Am Abend kam Cornelia mit zu Anjas Eltern, und sie feierten zusammen den gelungenen Tag. Anja saß dabei; sonst hielt sie sich nicht gern bei den Erwachsenen auf, aber wenn Cornelia dabei war, konnte sie nicht widerstehen. Mitten in die Unterhaltung hinein schrillte das Telefon. Vater hob ab und winkte dann Anja heran.

„Petra. Du sollst mal kommen.“

„Haben die beiden nicht den ganzen Tag über Zeit gehabt, sich zu unterhalten?“ fragte Mutter halblaut und ein wenig empört. Dann aber sah sie, wie Anjas Gesicht in ungläubigem Entzükken aufstrahlte.

„Ist das wahr? Wirklich?“ stammelte sie. Und dann, als sie den Hörer aufgelegt hatte, platzte sie heraus:

„Wißt ihr was? Frau Taubes Tochter ist wieder da! Diejenige, die damals im Zorn wegging, vor vielen Jahren! Frau Taube hat uns davon erzählt. Der schwarze Ritter, der heute mitritt im Faschingszug, der mit dem geschlossenen Visier, das war sie …“

„Wahrhaftig?“ fragte Cornelia, der sie damals davon erzählt hatten. Und nun brach aus Anja alles heraus, was Petra ihr berichtet hatte: wie glücklich Frau Taube wäre und auch der Reitlehrer, daß er nun seine Schwester wiederhabe. Sie erzählte und erzählte, und Mutter wunderte sich, wie sehr ihre kleine Anja am Schicksal dieser Leute teilnahm.
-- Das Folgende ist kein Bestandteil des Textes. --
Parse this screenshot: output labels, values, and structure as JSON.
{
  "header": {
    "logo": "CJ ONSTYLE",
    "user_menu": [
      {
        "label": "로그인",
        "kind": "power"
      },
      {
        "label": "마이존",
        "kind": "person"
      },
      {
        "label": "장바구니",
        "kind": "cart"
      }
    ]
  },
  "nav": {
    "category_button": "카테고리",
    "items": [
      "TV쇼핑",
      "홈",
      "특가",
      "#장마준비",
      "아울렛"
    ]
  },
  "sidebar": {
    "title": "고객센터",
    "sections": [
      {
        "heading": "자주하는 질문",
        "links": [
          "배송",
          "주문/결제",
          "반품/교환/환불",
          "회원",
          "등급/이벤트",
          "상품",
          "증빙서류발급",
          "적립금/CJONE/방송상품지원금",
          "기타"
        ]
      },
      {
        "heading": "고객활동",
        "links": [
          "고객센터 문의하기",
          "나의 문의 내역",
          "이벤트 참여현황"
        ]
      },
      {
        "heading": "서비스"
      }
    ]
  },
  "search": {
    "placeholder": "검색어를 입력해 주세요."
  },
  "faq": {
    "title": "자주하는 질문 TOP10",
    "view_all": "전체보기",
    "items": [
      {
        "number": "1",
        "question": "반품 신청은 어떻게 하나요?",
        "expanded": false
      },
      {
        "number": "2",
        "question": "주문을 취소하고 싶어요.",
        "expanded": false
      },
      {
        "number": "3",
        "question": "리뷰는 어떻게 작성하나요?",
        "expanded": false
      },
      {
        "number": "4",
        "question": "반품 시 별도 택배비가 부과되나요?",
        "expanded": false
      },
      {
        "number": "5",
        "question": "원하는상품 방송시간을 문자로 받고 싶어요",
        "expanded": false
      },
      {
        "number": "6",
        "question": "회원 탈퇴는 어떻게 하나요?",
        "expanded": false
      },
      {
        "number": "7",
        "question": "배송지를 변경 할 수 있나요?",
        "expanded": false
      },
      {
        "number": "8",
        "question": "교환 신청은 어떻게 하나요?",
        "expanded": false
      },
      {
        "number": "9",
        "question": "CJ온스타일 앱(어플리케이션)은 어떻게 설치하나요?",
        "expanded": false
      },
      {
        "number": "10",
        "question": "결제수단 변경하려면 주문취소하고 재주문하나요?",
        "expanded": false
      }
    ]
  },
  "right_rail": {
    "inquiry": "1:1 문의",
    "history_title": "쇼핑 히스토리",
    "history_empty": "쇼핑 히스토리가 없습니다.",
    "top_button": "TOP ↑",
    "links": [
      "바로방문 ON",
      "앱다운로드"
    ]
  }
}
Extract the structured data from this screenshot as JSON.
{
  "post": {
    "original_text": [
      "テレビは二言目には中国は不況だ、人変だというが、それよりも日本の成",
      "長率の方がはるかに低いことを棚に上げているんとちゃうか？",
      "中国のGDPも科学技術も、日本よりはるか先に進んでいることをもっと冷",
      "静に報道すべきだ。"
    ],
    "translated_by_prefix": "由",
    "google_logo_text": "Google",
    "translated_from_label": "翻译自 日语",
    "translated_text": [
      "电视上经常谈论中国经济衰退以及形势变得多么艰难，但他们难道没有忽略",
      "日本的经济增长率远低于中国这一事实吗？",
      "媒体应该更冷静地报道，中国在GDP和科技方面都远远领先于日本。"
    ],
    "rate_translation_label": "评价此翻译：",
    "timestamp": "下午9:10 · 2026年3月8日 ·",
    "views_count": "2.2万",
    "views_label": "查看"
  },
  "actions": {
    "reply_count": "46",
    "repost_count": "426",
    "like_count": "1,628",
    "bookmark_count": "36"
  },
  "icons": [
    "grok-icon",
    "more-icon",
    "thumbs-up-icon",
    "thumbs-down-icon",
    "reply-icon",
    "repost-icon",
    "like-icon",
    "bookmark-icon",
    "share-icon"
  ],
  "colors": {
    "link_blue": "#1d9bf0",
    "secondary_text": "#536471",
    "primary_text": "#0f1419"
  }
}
„Sie ist eben doch kein solcher Egoist, wie ich manchmal annahm“, dachte sie und betrachtete mit verstohlener Zärtlichkeit das glühende Gesicht ihrer kleinen Tochter. „Hoffentlich muß sie nicht einen ähnlichen Umweg gehen, um zu mir zurückzufinden …“

Es wurde spät, und am nächsten Morgen schlief Anja wieder ein, nachdem Mutter sie geweckt hatte. Mutter merkte es zuerst nicht, dann aber kam sie noch einmal und schalt, und Anja antwortete patzig und frech. Außerdem fand sie das Buch nicht, das sie heute unbedingt in der Schulbücherei abgeben mußte. Sie suchte und suchte, und es wurde spät. Sie rannte dann zur Schule, um die Zeit einzuholen; unterwegs fiel ihr ein, daß ja heute eine Klassenarbeit geschrieben wurde, für die sie sich nicht vorbereitet hatte. Oh, das würde bestimmt eine Pleite geben! Es war Erdkunde, und dafür muß man lernen, ob man will oder nicht. Sie kam im letzten Augenblick in die Klasse gestürzt, die anderen hatten schon ihre Hefte aufgeschlagen, und Herr Wruck sah sie strafend an.

Afrika war das Thema, und Anja wußte so gut wie nichts. Sie versuchte, von ihrer Banknachbarin etwas abzugucken, aber Herr Wruck gehörte leider zu den Lehrern, die sehr gut aufpassen. Er ermahnte sie – schließlich setzte er sie allein auf eine Bank. Nun war nichts mehr zu machen. Kurzum, es war ein richtiger Aschermittwoch.

In der Pause suchte sie nach Petra, um ihr Herz bei ihr auszuschütten, fand sie aber nicht. Eine aus Petras Klasse erzählte ihr, Petra wäre krank, jedenfalls hätte sie sich entschuldigen lassen. Anja empfand dies als neuen Schicksalsschlag und rief, sobald sie zu Hause war, bei Hartwigs an. Sie bekam Petra sofort an den Apparat.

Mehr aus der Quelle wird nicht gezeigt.